Alcor also has a contentious history with California authorities.

In 1987, the company was rocked by a scandal involving the death of Riverside, Calif., resident Dora Kent. Authorities questioned whether she was legally dead when her head was removed and frozen. The case was dropped after extensive legal wrangling.

Alcor moved its headquarters in 1994 from Riverside to Scottsdale, where the company is housed in a building in the Scottsdale Airpark. It has 12 employees.

On the audio recording between Johnson and Hixon, Hixon states that he was at the home of the AIDS patient whose death is now under investigation because he was in charge of transporting the man's body.
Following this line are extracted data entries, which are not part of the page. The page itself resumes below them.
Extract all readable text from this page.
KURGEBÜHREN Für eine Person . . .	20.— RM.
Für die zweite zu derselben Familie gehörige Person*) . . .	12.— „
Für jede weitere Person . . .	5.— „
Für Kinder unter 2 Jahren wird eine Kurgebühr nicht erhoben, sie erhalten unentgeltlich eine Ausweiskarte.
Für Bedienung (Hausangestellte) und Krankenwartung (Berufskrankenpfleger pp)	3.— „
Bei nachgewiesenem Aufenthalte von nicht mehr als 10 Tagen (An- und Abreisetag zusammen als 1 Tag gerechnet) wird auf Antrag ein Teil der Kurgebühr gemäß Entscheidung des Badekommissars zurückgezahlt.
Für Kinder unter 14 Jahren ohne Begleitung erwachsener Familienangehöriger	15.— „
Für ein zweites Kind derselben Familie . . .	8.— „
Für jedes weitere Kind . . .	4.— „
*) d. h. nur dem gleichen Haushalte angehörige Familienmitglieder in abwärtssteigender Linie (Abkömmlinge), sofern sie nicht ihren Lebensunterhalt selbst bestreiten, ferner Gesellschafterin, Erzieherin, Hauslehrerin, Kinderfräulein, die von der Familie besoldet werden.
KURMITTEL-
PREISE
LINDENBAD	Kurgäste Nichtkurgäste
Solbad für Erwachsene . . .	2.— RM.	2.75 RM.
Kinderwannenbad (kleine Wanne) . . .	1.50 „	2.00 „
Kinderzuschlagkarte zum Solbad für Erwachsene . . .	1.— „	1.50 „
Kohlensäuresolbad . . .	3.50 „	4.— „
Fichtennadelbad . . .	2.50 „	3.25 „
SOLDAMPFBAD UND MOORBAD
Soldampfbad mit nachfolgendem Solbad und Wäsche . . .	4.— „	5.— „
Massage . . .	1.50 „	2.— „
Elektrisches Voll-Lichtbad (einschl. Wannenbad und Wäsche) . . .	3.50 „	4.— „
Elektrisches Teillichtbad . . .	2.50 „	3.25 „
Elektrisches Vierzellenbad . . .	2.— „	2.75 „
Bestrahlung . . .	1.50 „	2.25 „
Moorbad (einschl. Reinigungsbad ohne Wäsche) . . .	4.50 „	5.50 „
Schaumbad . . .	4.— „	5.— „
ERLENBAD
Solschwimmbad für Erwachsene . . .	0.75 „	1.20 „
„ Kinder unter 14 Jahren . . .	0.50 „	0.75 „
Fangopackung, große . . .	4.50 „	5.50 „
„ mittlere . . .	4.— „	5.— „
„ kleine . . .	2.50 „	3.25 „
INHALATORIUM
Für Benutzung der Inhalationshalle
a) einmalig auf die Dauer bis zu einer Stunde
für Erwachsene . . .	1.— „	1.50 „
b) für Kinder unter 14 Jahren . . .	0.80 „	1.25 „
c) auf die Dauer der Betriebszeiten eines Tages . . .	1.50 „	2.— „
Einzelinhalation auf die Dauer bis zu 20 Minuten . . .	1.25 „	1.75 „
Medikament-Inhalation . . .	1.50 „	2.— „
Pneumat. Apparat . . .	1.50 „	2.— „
As the crew waited for the man to die, Hixon states they prepared a makeshift operating room inside a detached garage near the home. Alcor workers put together plastic drop cloths, lightweight wood and twine, "and we built ourselves a little operating suite in the garage," Hixon states.

The Alcor crew eventually carried the dying man down the stairs of his home, placed him on a gurney and wheeled him down the street to the garage, where they waited for him to die, Hixon states.

"We waited quite a while," Hixon states. "He was not very far away from dying."

Hixon then states that the former Alcor employee asked an assistant to prepare an injection of Metubine, a paralytic drug.

The assistant, Tanya Jones, "didn't know what it was for," Hixon states.

Later on the recording, Hixon adds: "Anyway, so the guy quit breathing. He wasn't very far from quitting breathing, but, uh, we don't like that kind of thing."

Reached on Saturday by cell phone in Southern California, Jones initially declined comment.

"Let me just find out what is going on," Jones said. "And what I can say and what I can't say, you know. It would be simple enough to either confirm or deny the presence of that someone. "I haven't thought about that case in a very, very long time."

Jones added that she took a job with Alcor on Friday after a 6 1/2-year hiatus from the company.

Hixon also indicates on the recording that a growing concern was that the Alcor team might get tied up in traffic when they had to transport the AIDS patient's remains.

"It wasn't anything that wasn't going to happen," Hixon states regarding the man's death. "And we did beat the traffic."

The other Alcor executive indicates on an audio recording that he was not at the scene but had knowledge of the circumstances that caused the AIDS patient's death. He states the AIDS patient's death occurred in 1992 in Los Angeles.

"Look, morally I have no objection to doing that sort of thing," he states. "I think Dr. (Jack) Kevorkian is a great man. But we live in a real world. We just can't do stuff like that."

The company executive states that the incident caused Alcor to sever its relationship with the employee who injected the paralytic drug.

"That's when we decided, Alcor decided, this guy is just too dangerous to have around," he states.

Johnson, who agreed to an interview with the Tribune only on the condition that the newspaper not reveal his address or publish a photo of him, said he became frightened when he learned that a former Alcor employee may have hastened the death of the AIDS patient.

He said he prompted his attorney to contact Los Angeles police. Heer said Saturday that he had several conversations with detectives in early July. Heer is also the attorney for Bobby-Jo Ferrell, Ted Williams' eldest child, who was at the heart of a family dispute last year over the handling of the former baseball star's remains.